On cooler sites, such as Grasshopper Rock, where the night temperatures during ripening are very low, the period to develop the precursors of flavour and aromas (the phenolic compounds) is longer and the cool temperatures slow the reduction in acidity. Higher levels of phenolic compounds will increase the complexity of aroma and flavour and it will increase the likelihood the wine will age well.

Wine critics, reviewing Grasshopper Rock Pinots, will often make notes such as: "Good focus and acidity", "Showing lovely purity", "This has tremendous balance", "It's pretty but it has structure", "Detailed and complex", "Lovely purity and finesse", "Very pretty with good acidity and structure". Words such as, purity, detail, finesse, acidity, balance and structure are all essential components of a wine that can be expected to age with grace and harmony.

The ageing potential of Grasshopper Rock is at least 10 years and we believe may be significantly longer. Burgundy Grand Cru can potentially age 8 to 25 years so Grasshopper Rock may have greater ageing potential than we yet know. This will be influenced by the vintage and storage conditions.

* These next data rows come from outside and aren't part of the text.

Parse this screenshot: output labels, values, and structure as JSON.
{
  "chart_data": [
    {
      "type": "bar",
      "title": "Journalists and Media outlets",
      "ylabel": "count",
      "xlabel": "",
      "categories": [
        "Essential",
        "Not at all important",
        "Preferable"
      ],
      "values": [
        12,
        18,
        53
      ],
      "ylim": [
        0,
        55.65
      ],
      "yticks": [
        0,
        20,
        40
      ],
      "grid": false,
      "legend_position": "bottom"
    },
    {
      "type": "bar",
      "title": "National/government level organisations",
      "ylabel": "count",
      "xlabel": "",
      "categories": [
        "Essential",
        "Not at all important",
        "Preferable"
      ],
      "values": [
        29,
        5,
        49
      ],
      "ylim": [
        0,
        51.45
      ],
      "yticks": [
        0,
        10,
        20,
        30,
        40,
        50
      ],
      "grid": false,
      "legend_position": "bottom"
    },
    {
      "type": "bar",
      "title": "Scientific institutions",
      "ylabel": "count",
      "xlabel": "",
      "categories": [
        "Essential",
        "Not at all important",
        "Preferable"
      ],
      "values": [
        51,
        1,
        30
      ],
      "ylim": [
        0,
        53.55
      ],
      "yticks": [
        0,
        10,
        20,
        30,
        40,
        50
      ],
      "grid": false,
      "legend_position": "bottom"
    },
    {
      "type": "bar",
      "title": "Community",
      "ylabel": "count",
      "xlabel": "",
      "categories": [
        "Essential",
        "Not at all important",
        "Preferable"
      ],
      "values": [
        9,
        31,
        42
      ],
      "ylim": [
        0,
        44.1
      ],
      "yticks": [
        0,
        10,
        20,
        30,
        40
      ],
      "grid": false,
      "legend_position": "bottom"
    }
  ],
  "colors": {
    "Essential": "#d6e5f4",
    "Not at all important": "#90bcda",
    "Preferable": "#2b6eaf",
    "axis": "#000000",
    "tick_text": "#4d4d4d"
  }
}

I want to cellar some Grasshopper Rock, how much do I need?

You can build a matrix and work it out but in summary, buy one case (12 bottles) to cellar plus buy one case to drink now. Let's use the 2013 vintage as an example of a typical vintage.

Year 0 – 2013 Vintage year

Year 1 – 2014 Maturing in barrel then bottle at the winery

Year 2 – 2015 Wine is released and available to purchase

Year 3 – 2016 Drink 2 bottles

Year 4 – 2017 Drink 2 bottles

Year 5 – 2018 Drink 2 bottles

Year 6 – 2019 Drink 2 bottles

Year 7 – 2020 Drink 1 bottle

Year 8 – 2021 Drink 1 bottle

Year 9 – 2022 Drink 1 bottle

Year 10 – 2023 Drink 1 bottle

Repeat the purchase of one case for the cellar each year and you will always have the pleasure of selecting from a range of vintages when you open a Grasshopper Rock.

It may seem a long term plan but if you enjoy wine and the hidden world of aged Grasshopper Rock you will act now. We will only guarantee two things:

  1. You will get a lot of enjoyment seeing Grasshopper Rock evolve over many years.
  2. Buying old vintages of Grasshopper Rock is both difficult and expensive.
Cellaring is simply setting wine aside in a room or enclosed space suitable for storing wine.

Cellaring it is not difficult and with a little self discipline and forward thinking you will be well rewarded. If you have a place you can call your cellar then it does help avoid the temptation to grab a bottle when it should really be left for another year. A cellar can be purpose build either professionally or by any handy person. The environment you want to achieve avoids daily temperature fluctuations, light and continual vibrations. Many homes, garages and basements already have such spaces and closing them off will enhance and secure the space. Off-site specialist wine storage is another option.

  1. Avoid light and vibrations – these are easiest to avoid.
  2. Avoid large daily temperature fluctuation. Less temperature variation is better.
  3. Avoid high temperature storage conditions. Lower steady temperatures are better (eg. 12 deg C)
  4. In NZ unless you have temperature controlled storage you will probably struggle to keep summer cellar temperatures under 18 deg. If your cellar is insulated this is ok as the daily fluctuations will be low. High daily fluctuations will cause earlier ageing than a higher stable temperature.